Power is one of the crucial variables that we need to understand when looking at the functioning of society. Otherwise why would we require authority? Authority should be seen as the official and legitimate empowerment of offices and officials so that these can deter naked power. The existence of authority is the acquiescence to the existence of power relations. Democracy seeks to overcome naked power and jungle law through a deliberative process and hence deliberation is at the centre of all democratic thinking. But it seems when judging the functioning of institutions and offices it seems as if we see authority abstracted from the context of naked power in which it exists and hence our disbelief in police and the State. Contributing to this are politicians who use the authority vested in them by their constituents as naked power rather than legitimate authority. How else does one explain the distancing of elected representatives from their people?

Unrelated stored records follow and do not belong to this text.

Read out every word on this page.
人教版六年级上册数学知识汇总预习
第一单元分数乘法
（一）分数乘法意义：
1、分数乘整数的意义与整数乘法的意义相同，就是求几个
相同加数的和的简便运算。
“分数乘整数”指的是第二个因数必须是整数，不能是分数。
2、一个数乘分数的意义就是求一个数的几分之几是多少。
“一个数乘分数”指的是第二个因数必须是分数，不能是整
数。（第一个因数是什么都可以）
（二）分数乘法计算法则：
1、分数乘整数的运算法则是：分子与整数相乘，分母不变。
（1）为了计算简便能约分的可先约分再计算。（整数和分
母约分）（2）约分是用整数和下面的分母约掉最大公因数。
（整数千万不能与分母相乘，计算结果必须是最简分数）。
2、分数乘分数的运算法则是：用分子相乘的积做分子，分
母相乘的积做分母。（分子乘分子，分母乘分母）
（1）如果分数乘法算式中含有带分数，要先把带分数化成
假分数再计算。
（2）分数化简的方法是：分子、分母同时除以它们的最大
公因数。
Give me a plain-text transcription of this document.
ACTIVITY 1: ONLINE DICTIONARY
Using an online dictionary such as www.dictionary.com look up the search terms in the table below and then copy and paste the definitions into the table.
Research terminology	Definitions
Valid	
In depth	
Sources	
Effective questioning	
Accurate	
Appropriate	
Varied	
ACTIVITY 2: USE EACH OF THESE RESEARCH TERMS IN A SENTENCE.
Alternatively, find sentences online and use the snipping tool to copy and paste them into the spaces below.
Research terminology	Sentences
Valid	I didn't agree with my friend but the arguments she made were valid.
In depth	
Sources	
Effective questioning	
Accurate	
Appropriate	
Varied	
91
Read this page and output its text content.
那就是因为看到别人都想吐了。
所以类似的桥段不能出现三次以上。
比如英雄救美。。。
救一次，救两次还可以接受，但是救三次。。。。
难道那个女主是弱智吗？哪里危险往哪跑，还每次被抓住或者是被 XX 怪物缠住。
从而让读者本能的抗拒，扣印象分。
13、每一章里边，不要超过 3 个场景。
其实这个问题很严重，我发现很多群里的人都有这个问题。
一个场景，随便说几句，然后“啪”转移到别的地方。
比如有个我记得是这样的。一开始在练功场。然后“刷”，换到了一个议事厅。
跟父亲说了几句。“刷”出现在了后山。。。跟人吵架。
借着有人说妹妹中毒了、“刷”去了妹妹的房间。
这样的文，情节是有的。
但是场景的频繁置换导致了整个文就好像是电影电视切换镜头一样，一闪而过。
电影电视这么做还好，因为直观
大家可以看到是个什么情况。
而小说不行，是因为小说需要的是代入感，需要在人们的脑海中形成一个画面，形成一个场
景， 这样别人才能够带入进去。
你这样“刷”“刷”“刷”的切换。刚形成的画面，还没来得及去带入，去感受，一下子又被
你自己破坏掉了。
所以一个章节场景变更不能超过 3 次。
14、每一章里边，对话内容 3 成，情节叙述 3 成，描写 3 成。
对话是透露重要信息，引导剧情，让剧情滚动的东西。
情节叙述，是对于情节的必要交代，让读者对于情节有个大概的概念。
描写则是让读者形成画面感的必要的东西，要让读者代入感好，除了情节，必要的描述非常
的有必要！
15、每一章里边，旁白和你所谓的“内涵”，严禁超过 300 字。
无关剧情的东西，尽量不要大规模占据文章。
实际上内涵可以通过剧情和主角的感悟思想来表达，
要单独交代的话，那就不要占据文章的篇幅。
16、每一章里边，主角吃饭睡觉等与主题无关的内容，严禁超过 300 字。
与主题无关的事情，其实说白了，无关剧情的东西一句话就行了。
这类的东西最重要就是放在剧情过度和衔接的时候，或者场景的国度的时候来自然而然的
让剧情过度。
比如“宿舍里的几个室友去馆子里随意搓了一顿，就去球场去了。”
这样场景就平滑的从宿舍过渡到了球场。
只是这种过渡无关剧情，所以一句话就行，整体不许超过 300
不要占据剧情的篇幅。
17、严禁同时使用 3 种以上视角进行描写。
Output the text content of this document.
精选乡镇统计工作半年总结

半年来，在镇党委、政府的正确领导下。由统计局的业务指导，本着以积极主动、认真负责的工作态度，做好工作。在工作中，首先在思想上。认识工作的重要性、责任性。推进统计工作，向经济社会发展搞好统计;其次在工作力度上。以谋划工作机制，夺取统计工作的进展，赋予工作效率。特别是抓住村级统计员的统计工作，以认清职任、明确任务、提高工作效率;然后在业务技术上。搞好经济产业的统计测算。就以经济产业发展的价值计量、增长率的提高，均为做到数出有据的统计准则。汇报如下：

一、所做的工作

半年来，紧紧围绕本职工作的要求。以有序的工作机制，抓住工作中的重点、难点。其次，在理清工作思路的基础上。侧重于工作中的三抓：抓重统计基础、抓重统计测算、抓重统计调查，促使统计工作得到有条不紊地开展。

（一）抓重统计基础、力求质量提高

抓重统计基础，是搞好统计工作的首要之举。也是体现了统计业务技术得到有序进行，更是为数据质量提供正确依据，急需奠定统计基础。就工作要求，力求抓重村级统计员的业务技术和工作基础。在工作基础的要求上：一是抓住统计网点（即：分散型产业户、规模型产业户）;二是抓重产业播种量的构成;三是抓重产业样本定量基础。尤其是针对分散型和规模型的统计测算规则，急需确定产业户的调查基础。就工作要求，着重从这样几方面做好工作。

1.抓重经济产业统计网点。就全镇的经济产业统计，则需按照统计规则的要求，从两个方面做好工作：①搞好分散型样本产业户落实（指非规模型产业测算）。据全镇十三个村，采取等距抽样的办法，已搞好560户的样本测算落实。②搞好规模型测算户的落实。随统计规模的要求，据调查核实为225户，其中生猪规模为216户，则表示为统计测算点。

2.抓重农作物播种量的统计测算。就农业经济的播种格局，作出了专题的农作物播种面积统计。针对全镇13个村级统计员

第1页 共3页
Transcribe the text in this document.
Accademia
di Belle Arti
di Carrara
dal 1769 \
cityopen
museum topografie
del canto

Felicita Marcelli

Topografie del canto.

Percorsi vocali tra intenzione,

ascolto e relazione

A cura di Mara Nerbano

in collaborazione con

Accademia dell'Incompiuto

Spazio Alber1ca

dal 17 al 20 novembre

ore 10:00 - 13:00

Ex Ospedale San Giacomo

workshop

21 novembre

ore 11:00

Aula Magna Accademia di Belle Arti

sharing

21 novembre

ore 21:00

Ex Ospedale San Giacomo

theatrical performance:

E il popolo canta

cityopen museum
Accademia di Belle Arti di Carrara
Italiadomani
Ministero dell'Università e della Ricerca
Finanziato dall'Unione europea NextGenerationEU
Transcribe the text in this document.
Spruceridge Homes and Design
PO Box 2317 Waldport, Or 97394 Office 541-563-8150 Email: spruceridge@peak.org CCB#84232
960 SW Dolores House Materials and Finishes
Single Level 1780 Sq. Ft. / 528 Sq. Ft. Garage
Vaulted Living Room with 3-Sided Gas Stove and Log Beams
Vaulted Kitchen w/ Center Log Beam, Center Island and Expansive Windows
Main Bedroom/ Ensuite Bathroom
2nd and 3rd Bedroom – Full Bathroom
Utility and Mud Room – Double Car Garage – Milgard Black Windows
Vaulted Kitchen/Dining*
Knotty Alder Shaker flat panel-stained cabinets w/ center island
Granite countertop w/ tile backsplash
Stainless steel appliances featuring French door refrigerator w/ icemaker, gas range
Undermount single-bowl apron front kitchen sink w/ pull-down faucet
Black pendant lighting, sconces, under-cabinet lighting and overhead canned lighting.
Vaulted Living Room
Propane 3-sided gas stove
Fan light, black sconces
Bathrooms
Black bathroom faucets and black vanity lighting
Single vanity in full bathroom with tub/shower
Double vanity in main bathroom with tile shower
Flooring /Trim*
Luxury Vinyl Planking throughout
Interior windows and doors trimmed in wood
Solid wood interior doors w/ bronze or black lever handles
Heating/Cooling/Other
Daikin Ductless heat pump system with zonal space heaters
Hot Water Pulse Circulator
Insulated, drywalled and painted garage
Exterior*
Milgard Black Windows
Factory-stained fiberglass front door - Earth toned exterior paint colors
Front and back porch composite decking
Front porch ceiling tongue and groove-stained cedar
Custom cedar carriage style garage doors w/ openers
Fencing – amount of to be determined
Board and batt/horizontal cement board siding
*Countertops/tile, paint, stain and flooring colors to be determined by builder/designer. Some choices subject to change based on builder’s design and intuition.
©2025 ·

This is pretty much the case in Andhra Pradesh today. Politicians have by and large misused the trust of the people to get into manipulations that have very little to do with the interests of their constituents. The interest of the constituents is used as a facade for the pursuance of the politicians own ends, which rely heavily on the politicians ability to extend their naked power. When what should have been legitimate authority begins to act in the manner of naked power, there is a cascading effect that extends to all other institutions as well. We therefore forget that the police and bureaucracy are at one level people like us but those who can go against the dis-empowered people by serving the interests of various contending paradigms of naked power. Separatists movements like the separate Telangana movement or at another level secessionist movements like the onetime Khalistan movement and the present Kashmir movement or extremist movements like Maoism are all conjured by politicians by pitting people against people for the furtherance and fulfillment of their (politicians) own goals of power mongering. In response to one of my previous posts (the one pertaining to Caste at the root of the great divide) my friend Pramod has written a few comments (you can find them at the bottom of the post in the comments section) where among many other things he talked of how it is disheartening to see some people at the bottom of the society having no access to any social and economic goods. In spite of him and I not agreeing on the separation of Telangana into a new State, we have both seen eye to eye about the plight of the truly common and dis-empowered people. His solution seems to be that if the numbers are smaller than the possibility of justice is greater, whereas for me since the problem itself is the making of politicians we need to work at making democracy truly deliberative. That can happen only when we sit down to speak rather than shout at each other. What is urgent now is first the restoration of deliberation at the centre of democracy rather than harping on procedures. People are capable of rational speech and that is the need of the hour. After that if there is still a demand for separation, so be it; that is acceptable since it will be enlightened.